Why a Working-Class Revolt Might Not Be Unthinkable

Mark Thoma argues Why a Working-Class Revolt Might Not Be Unthinkable.

His conclusion is that:

We need a serious discussion of this issue, followed by changes that shift political power toward the working class. But who will start the conversation? Congress has no interest in doing so; things are quite lucrative as they are. Unions used to have a voice, but they have been all but eliminated as a political force. The press could serve as the gatekeeper, but too many news outlets are controlled by the very interests that the press needs to confront. Presidential leadership could make a difference, but this president does not seem inclined to take a strong stand on behalf of the working class despite the surprising boldness of his job-creation speech.

Another option is that the working class will say enough is enough and demand change.
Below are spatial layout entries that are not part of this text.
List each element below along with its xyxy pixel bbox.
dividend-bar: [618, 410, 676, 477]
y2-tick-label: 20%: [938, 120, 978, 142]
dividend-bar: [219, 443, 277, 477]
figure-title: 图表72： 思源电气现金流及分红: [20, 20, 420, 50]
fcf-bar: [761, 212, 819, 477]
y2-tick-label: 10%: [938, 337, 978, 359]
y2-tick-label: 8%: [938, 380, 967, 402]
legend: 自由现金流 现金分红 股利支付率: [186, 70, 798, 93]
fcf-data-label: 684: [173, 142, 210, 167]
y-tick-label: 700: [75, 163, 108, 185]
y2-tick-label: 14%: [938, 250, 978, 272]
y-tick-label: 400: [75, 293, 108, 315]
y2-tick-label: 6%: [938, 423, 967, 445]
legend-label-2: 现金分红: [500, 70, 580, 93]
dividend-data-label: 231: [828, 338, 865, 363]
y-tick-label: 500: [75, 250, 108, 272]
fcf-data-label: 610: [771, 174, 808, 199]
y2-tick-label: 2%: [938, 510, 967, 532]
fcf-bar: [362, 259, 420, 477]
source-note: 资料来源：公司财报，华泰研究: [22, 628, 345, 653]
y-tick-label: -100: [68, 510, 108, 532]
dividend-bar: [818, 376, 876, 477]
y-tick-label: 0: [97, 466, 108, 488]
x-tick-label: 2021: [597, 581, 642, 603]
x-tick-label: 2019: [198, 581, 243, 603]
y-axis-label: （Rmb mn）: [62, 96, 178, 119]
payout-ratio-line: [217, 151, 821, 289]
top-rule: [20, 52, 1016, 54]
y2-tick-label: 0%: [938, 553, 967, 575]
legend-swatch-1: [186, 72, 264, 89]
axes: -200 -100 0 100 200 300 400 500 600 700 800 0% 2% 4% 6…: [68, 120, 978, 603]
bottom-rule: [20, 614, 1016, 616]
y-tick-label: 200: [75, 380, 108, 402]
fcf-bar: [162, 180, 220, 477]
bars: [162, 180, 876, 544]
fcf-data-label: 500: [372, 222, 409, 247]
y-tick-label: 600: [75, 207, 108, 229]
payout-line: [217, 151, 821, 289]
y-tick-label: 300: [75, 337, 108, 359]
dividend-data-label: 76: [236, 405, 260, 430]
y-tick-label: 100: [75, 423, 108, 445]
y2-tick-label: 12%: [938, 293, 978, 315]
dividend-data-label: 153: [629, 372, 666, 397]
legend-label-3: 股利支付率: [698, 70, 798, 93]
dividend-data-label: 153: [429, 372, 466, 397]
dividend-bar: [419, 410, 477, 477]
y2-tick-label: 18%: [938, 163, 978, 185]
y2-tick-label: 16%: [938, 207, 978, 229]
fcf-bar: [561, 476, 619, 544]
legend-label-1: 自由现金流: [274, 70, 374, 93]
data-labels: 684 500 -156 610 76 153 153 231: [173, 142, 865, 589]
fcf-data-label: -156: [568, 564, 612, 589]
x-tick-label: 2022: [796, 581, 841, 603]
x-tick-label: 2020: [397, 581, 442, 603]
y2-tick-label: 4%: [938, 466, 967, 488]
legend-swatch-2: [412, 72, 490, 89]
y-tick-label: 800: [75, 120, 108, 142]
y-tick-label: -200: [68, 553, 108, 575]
There was a time when I would have scoffed at the idea of a mass revolt against entrenched political interests and the incivility that comes with it. We aren’t there yet – there’s still time for change – but the signs of unrest are growing, and if we continue along a two-tiered path that ignores the needs of such a large proportion of society, it can no longer be ruled out.

Emphasis Mine

For a working-class revolt to occur, there has to be a self-consciousness within the the working class itself. That is, the working class has to be aware that it constitutes a class opposed to the capitalist class. The working class has to place itself within a historical context of a class struggle.

I do see any widespread awareness of the class struggle. The consciousness that exists is mainly based on racism, sexism, xenophobia, and homophobia. These are all devices that preclude the development of a true class consciousness.

I fear that the current economic distress will give rise to fascism instead and this will further consolidate the rule of the Capitalists.